The faulty prescribed patients would have recalibrated the high dependence on controlled substances, particularly opioids. Sustaining the prescriptions will resuscitate the Opioid menace that America has contained. Unregulated opioid prescription creates the risk of recidivism in patients who have already recovered from addiction. Alternatively, ordaining the drug in a significant population is challenging and will cause severe withdrawal effects on the patients. Additionally, it is common for people who undertake Withdrawal Management (WM) to relapse into opioid use.

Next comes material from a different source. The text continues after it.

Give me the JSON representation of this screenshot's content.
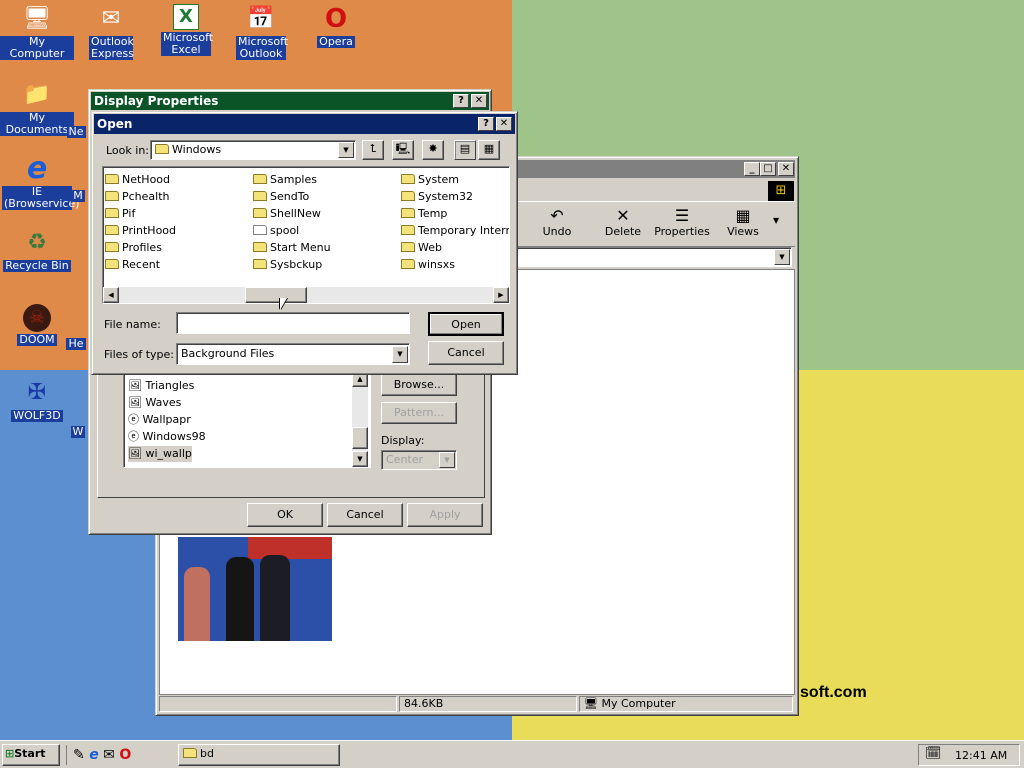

Florida will have to order in-hospital re-examination of patients prescribed opioids using telehealth appointments. Patients who are undertaking faulty medication will have to be subjected to standard care for withdrawal management, including rehabilitation. However, the decision to withdraw opioid use may lead to legal implications since it prohibits the rights of medication administration.
Reference
Hser, Y. I., Ober, A. J., Dopp, A. R., Lin, C., Osterhage, K. P., Clingan, S. E., & Saxon, A. J. (2021). Is telemedicine the answer to rural expansion of medication treatment for opioid use disorder? Early experiences in the feasibility study phase of a National Drug Abuse Treatment Clinical Trials Network Trial. Addiction science & clinical practice, 16(1), 1-8. Web.